Town Square

Danville: Contra Costa Sheriff's deputy pleads not guilty to 2018 shooting of Laudemer Arboleda

Original post made on Jun 17, 2021

Contra Costa County Sheriff's deputy Andrew Hall pleaded not guilty for the on-duty killing of a man, with Hall's attorneys stating that the shooting was done in self-defense while the family claims it was unjustified.

Read the full story here Web Link posted Wednesday, June 16, 2021, 4:54 PM


Posted by Paul Clark
a resident of Danville
on Jun 17, 2021 at 11:28 am

Paul Clark is a registered user.

Danville, California, voted "safest city in California!" I guess that's only when Officer Hall is off-duty! It gives me no pleasure to be critical of our PD, but the fact of the matter is that Hall should not have been returned to duty after this killing. Anyone who would dump nine rounds into someone, should never have access to a firearm ever again, let alone be a sworn officer who gets to carry a deadly weapon. The young man Hall killed earlier this year would still be alive today if it weren't for this decision. I only hope that part of Hall's trial delves into just who thought it was a "good idea" to return him to duty. That person, or persons work for the Sheriff's Department and they should be identified. But my experience with law enforcement leads me to believe that they will go about their "duties" unmolested. They are past masters at "circling the wagons" when anyone questions their actions or behavior.

Posted by Malcolm Hex
a resident of San Ramon
on Jun 19, 2021 at 10:37 pm

Malcolm Hex is a registered user.

As far as "pumping nine rounds in someone," consider the fact that the suspect failed to stop as Officer Hall stood in front of the car with his weapon drawn - and still the suspect refused to stop.

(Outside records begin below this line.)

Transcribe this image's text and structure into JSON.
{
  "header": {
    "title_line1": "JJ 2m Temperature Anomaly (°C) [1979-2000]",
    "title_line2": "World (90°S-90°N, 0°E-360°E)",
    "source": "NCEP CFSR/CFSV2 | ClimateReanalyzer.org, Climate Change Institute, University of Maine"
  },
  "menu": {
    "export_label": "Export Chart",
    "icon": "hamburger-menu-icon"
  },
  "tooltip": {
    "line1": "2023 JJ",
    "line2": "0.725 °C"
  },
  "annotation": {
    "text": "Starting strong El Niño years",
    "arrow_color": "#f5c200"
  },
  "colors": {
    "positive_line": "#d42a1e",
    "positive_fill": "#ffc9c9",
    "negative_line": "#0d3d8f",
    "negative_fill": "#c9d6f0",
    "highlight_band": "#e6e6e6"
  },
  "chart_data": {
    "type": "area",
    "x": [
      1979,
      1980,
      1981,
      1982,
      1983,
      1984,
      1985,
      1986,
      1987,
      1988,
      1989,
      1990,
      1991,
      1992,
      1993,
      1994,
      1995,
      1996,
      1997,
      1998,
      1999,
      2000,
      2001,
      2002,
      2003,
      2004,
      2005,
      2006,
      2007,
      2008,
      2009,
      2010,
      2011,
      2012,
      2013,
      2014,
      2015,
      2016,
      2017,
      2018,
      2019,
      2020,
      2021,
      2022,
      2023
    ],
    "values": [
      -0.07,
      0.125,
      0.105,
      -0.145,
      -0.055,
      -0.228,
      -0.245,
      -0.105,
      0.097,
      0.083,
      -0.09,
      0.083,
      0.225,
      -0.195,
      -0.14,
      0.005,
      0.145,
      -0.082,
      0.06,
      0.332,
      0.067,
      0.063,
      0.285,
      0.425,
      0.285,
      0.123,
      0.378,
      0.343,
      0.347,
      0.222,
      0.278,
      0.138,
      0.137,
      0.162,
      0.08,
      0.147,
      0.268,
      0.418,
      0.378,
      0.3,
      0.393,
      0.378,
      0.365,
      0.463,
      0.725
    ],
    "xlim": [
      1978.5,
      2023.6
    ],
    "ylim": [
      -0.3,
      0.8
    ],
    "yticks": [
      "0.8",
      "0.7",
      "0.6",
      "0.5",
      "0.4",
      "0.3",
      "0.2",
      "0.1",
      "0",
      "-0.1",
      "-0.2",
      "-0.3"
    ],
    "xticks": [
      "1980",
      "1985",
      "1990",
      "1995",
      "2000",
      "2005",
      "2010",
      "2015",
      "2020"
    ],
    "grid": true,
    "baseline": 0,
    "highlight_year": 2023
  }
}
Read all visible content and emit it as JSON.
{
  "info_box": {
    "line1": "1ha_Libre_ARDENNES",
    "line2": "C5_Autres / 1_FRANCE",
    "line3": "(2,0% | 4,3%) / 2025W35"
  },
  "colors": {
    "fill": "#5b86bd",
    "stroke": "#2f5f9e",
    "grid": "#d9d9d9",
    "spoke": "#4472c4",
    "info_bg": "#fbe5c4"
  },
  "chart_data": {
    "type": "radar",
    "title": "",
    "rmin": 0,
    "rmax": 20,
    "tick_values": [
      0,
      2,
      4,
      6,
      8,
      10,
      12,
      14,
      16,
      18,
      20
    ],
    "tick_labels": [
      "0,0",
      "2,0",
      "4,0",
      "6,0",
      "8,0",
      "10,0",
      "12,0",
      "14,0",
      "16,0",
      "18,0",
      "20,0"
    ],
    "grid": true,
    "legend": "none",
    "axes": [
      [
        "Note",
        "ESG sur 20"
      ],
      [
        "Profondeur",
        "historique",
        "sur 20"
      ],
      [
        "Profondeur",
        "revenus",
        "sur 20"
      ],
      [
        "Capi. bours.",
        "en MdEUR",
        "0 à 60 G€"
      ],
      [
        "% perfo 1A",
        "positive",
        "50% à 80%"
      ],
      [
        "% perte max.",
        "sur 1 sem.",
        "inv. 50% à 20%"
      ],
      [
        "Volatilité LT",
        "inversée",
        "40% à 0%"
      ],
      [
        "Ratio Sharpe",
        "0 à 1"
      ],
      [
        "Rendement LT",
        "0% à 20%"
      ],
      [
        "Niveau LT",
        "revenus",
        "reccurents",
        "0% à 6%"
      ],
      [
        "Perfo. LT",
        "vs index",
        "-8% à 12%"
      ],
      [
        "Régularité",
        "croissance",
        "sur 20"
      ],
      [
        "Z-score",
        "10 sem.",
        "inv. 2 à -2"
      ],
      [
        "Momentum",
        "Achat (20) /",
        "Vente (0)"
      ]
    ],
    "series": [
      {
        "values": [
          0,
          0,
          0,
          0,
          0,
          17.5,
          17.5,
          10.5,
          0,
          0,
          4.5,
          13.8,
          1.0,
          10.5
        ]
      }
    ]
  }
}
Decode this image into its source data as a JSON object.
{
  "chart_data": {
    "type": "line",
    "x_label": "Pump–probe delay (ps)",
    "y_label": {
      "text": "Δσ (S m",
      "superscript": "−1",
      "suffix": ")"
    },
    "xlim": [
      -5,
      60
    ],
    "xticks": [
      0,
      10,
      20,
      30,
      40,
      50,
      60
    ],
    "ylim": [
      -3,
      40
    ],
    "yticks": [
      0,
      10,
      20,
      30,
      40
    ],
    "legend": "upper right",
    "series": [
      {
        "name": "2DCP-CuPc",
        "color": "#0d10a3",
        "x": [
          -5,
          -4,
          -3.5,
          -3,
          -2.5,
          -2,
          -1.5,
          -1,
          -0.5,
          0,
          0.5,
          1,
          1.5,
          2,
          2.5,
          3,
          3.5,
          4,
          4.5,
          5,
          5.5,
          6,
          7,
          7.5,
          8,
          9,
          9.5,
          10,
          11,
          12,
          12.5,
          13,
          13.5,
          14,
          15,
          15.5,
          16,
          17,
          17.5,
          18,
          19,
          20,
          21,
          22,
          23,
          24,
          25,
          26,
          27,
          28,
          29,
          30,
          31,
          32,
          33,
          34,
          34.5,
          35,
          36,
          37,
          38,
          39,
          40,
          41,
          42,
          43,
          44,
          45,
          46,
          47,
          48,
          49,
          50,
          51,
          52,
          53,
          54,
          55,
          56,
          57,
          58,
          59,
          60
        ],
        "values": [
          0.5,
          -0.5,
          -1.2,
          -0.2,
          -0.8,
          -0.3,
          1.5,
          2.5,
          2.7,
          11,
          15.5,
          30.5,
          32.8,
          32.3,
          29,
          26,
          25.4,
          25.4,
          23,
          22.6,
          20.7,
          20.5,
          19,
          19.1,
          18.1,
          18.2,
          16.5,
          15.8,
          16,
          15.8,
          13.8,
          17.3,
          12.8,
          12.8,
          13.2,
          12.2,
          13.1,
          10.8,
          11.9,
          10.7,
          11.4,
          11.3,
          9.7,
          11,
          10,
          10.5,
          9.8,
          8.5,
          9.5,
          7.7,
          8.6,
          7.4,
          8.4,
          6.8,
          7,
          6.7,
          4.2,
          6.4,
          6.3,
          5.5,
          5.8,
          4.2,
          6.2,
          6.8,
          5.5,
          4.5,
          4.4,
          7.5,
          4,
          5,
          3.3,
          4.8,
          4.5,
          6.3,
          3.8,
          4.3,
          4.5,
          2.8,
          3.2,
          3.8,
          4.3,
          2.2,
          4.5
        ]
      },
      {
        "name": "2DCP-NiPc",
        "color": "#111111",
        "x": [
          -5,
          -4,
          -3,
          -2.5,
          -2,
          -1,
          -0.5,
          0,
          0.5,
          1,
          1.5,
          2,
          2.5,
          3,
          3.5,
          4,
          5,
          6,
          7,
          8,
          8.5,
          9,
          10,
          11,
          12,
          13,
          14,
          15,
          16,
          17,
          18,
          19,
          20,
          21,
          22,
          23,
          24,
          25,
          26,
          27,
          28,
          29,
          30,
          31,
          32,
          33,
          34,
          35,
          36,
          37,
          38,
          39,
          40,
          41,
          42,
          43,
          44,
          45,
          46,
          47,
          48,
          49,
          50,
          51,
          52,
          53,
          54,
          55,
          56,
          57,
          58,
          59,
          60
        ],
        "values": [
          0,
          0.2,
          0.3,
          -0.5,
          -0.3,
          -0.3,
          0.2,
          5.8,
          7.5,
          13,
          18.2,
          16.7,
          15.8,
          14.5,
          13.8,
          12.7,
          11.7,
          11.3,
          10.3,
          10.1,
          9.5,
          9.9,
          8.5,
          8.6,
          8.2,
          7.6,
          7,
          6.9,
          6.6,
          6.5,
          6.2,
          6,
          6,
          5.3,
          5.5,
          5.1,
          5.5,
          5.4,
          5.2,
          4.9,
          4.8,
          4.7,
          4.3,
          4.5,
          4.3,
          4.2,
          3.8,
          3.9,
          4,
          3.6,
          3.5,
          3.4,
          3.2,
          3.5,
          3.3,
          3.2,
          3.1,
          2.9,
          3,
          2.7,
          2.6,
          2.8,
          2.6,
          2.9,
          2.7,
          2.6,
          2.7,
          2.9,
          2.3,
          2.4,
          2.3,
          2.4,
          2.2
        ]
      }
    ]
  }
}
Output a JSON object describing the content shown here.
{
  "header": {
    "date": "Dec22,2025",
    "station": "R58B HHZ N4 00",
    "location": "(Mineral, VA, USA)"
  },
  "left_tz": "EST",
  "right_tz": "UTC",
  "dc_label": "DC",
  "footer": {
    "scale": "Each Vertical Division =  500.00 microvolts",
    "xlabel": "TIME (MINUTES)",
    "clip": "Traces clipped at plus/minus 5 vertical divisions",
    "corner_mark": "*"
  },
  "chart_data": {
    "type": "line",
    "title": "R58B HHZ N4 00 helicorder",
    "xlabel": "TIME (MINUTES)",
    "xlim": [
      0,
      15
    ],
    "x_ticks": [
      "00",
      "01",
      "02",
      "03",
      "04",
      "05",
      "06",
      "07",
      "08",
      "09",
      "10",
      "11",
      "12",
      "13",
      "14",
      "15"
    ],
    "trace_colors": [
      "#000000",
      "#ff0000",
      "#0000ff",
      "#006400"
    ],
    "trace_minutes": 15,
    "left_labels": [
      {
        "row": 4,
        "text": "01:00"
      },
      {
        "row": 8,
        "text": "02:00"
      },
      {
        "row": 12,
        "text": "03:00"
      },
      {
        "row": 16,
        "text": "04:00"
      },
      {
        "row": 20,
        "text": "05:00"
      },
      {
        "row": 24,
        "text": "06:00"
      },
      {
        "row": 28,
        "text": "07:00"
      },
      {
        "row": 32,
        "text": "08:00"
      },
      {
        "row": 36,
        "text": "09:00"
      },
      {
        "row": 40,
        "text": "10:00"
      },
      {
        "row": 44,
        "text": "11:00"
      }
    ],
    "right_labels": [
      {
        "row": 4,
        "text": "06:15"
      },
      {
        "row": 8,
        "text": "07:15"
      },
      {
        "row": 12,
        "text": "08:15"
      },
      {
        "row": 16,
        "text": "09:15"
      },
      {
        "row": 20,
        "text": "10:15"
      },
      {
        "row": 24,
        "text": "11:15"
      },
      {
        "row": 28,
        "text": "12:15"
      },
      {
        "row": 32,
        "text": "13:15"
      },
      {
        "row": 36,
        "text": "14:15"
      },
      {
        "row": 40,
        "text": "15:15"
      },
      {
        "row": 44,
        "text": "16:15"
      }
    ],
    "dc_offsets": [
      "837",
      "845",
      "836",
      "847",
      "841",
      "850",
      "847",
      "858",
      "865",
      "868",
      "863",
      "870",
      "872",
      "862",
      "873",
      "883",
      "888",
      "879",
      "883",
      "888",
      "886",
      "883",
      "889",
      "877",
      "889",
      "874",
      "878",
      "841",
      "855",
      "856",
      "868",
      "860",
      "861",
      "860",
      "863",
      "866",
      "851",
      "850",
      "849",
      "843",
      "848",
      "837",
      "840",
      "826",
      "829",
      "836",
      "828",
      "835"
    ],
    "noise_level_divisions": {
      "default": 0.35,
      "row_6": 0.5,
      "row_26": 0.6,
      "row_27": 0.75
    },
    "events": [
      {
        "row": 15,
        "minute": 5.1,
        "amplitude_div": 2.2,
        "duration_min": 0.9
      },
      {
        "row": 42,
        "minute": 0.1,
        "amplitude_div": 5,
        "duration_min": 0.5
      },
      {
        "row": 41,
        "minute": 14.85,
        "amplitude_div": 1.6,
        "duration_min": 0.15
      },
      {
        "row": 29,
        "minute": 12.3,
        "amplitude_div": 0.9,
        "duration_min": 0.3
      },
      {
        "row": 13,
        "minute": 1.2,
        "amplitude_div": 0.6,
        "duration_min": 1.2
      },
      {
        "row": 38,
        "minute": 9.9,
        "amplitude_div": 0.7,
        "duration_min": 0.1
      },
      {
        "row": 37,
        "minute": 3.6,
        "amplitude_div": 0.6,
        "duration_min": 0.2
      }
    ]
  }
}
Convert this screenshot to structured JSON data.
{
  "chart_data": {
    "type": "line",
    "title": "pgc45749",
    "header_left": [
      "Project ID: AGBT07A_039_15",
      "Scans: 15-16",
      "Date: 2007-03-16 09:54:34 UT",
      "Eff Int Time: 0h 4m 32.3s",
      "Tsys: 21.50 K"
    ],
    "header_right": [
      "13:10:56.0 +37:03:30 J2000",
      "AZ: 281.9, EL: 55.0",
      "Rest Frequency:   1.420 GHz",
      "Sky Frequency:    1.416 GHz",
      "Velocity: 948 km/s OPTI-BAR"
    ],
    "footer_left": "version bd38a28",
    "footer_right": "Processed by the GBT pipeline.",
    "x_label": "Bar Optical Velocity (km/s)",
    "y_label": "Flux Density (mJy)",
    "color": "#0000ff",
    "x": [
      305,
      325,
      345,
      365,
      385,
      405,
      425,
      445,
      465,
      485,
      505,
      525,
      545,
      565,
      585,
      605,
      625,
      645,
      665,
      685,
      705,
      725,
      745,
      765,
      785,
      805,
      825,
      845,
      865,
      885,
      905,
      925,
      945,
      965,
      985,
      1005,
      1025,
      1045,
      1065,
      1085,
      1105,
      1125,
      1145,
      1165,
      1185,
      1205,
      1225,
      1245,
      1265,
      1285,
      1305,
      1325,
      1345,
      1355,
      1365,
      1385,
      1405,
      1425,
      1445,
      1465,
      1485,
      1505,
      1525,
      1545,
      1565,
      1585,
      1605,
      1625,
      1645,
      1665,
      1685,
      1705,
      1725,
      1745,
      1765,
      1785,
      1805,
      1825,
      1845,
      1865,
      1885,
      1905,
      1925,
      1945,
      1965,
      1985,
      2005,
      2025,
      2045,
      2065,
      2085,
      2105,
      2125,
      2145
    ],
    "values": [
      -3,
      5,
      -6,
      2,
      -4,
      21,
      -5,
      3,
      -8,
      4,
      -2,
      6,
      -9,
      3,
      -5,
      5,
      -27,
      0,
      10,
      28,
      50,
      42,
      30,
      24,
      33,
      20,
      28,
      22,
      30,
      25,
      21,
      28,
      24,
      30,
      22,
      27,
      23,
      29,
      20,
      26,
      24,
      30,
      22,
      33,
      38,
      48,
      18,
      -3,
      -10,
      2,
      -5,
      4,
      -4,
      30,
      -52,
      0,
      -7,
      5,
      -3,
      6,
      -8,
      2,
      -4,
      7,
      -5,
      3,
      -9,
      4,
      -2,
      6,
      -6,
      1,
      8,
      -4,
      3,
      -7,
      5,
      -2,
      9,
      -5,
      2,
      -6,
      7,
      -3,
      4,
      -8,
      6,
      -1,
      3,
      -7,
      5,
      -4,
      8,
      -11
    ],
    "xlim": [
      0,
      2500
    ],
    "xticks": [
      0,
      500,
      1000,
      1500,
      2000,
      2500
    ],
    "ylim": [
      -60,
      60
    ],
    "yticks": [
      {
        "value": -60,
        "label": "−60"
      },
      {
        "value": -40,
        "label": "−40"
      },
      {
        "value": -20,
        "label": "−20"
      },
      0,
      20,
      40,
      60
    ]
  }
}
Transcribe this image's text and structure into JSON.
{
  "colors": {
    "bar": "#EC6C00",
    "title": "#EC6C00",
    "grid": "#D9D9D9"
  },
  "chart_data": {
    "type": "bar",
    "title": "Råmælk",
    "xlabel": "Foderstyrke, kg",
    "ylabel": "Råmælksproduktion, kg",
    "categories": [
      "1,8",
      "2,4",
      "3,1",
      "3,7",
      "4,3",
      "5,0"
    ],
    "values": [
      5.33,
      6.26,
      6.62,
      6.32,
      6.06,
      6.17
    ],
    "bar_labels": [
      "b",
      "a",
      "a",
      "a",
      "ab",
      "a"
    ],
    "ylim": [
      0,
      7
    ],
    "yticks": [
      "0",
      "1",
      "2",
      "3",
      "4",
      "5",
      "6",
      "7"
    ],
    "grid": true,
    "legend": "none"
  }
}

If the Sheriff's department policy allows a deputy to shoot at a motorized vehicle - especially when said vehicle endangers the life of a peace officer - then Deputy Hall followed the law. Where Deputy Hall may have erred is that a round (bullet) could have glanced off the windshield and injured another deputy.

However, since you appear to be an expert in police shootings, I wonder what your take is on an incident regarding LAPD last April 2021.

Officers were en route to a radio call with their lights and sirens on when a car pulled in front of them, stopped suddenly and backed into the patrol car.

The driver of the car got out and was observed wearing body armor as he moved toward the officers, who had exited their car, police said.

The suspect had his right hand hidden behind his back, counted backwards from three and was moving his arm forward before officers fired at him.

Several shots were fired at the suspect Paul - several shots. The suspect died of his wounds.

Oh, but hold on a minute, the suspect was unarmed - even though he was wearing body armor and walking towards the officers with one hand behind his back.

Now, let's contrast the actions of LAPD to the shooting of a second suspect by Deputy Hall. The suspect in that case produced a knife and took three steps towards Deputy Hall before Hall engaged the suspect with his firearm.

Was LAPD justified in using deadly force in their encounter? You betcha. Was Deputy Hall justified in using deadly force in his encounter - an encounter where the suspect actually produced what amounted to a deadly weapon? You betcha.